Fate of heavy metals and polycyclic aromatic hydrocarbons (PAH) in sewage sludge carbonisates and ashes - A risk assessment to a thermochemical phosphorus-recycling process.

In the near future, phosphorus (P) recycling will gain importance in terms of decreasing primary resources. Sewage sludge (SSL) is an adequate secondary P-resource for P-fertilizer production but it is also a sink for heavy metals and organic pollutants. The present study is an investigation on thermochemical P-recycling of SSL. Various temperatures and amendments were tested regarding their performance to remove heavy metals and polycyclic aromatic hydrocarbons (PAH) and simultaneous increase of the plant-availability of P. The investigations were carried out on two types of SSL originating from wastewater treatment plants with chemical P-precipitation and enhanced biological P-removal, respectively. The results show that thermochemical treatment with chlorine donors is suitable to remove the majority of heavy metals and that a combination of a gaseous chlorine donor (HCl) and sodium additives leads to both high heavy metal removal and high plant availability of P. Furthermore, plant experiments show that almost all investigated thermochemical treatments can significantly reduce the bioavailability and plant uptake of heavy metals. Furthermore, PAHs are secondarily formed during low-temperature treatments (400-500 °C), but can be significantly reduced by using sodium carbonate as an additive.
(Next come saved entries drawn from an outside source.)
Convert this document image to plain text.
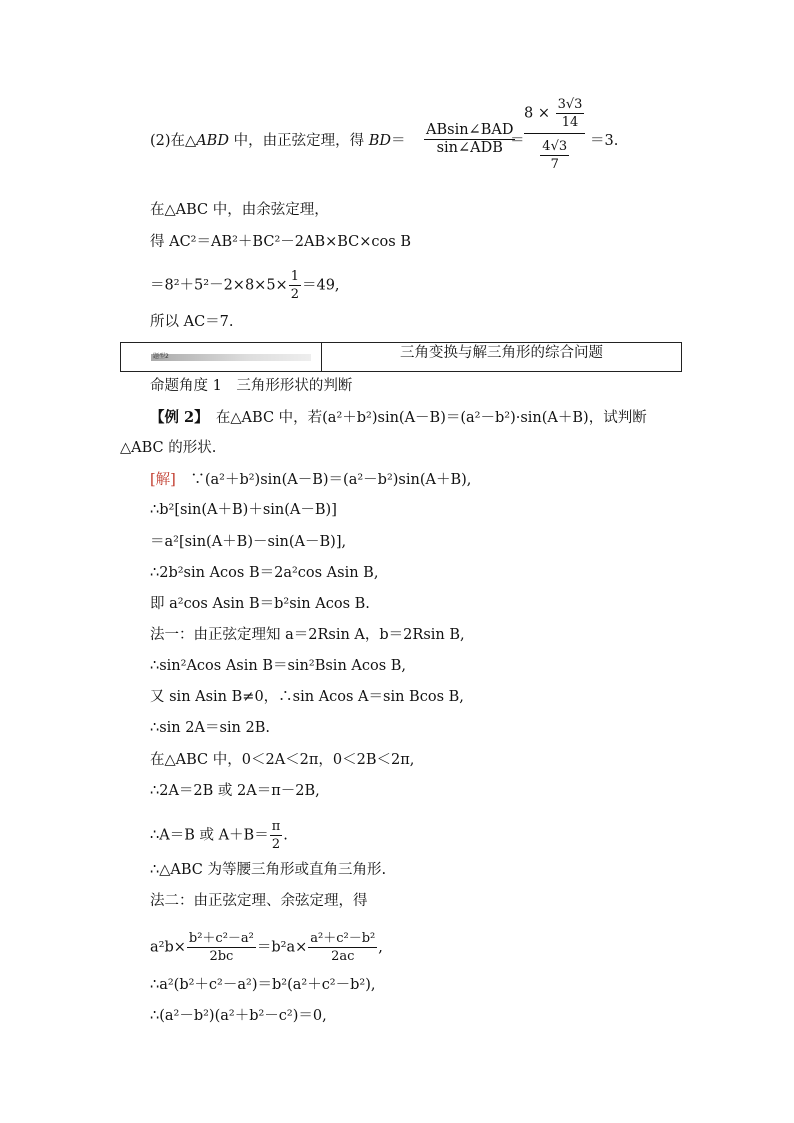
(2)在△ABD 中，由正弦定理，得 $BD= \frac{\text{ABsin∠BAD}}{\text{sin∠ADB}}$
＝
$8 \times \frac{3√3}{14}$
$\frac{4√3}{7} =3$.
在△ABC 中，由余弦定理，
得 AC²＝AB²＋BC²－2AB×BC×cos B
$=8^2+5^2-2\times 8\times 5\times \frac{1}{2} =49$,
所以 AC＝7.
题型2	三角变换与解三角形的综合问题
命题角度 1　三角形形状的判断
【例 2】　在△ABC 中，若(a²＋b²)sin(A－B)＝(a²－b²)·sin(A＋B)，试判断
△ABC 的形状.
[解]　∵(a²＋b²)sin(A－B)＝(a²－b²)sin(A＋B),
∴b²[sin(A＋B)＋sin(A－B)]
＝a²[sin(A＋B)－sin(A－B)],
∴2b²sin Acos B＝2a²cos Asin B,
即 a²cos Asin B＝b²sin Acos B.
法一：由正弦定理知 a＝2Rsin A，b＝2Rsin B,
∴sin²Acos Asin B＝sin²Bsin Acos B,
又 sin Asin B≠0，∴sin Acos A＝sin Bcos B,
∴sin 2A＝sin 2B.
在△ABC 中，0＜2A＜2π，0＜2B＜2π,
∴2A＝2B 或 2A＝π－2B,
∴A＝B 或 $A+B= \frac{\pi}{2}$ .
∴△ABC 为等腰三角形或直角三角形.
法二：由正弦定理、余弦定理，得
$a^2b\times \frac{\text{b²＋c²－a²}}{2bc} =b^2a\times \frac{\text{a²＋c²－b²}}{2ac}$ ,
∴a²(b²＋c²－a²)＝b²(a²＋c²－b²),
∴(a²－b²)(a²＋b²－c²)＝0,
Performance of secondary P-fertilizers in pot experiments analyzed by phosphorus X-ray absorption near-edge structure (XANES) spectroscopy.

A pot experiment was carried out with maize to determine the phosphorus (P) plant-availability of different secondary P-fertilizers derived from wastewater. We analyzed the respective soils by P K-edge X-ray absorption near-edge structure (XANES) spectroscopy to determine the P chemical forms that were present and determine the transformation processes. Macro- and micro-XANES spectroscopy were used to determine the chemical state of the overall soil P and identify P compounds in P-rich spots. Mainly organic P and/or P adsorbed on organic matter or other substrates were detected in unfertilized and fertilized soils. In addition, there were indications for the formation of ammonium phosphates in some fertilized soils. However, this effect was not seen in the maize yield of all P-fertilizers. The observed reactions between phosphate from secondary P-fertilizers and co-fertilized nitrogen compounds should be further investigated. Formation of highly plant-available compounds such as ammonium phosphates could make secondary P-fertilizers more competitive to commercial phosphate rock-based fertilizers with positive effects on resources conservation.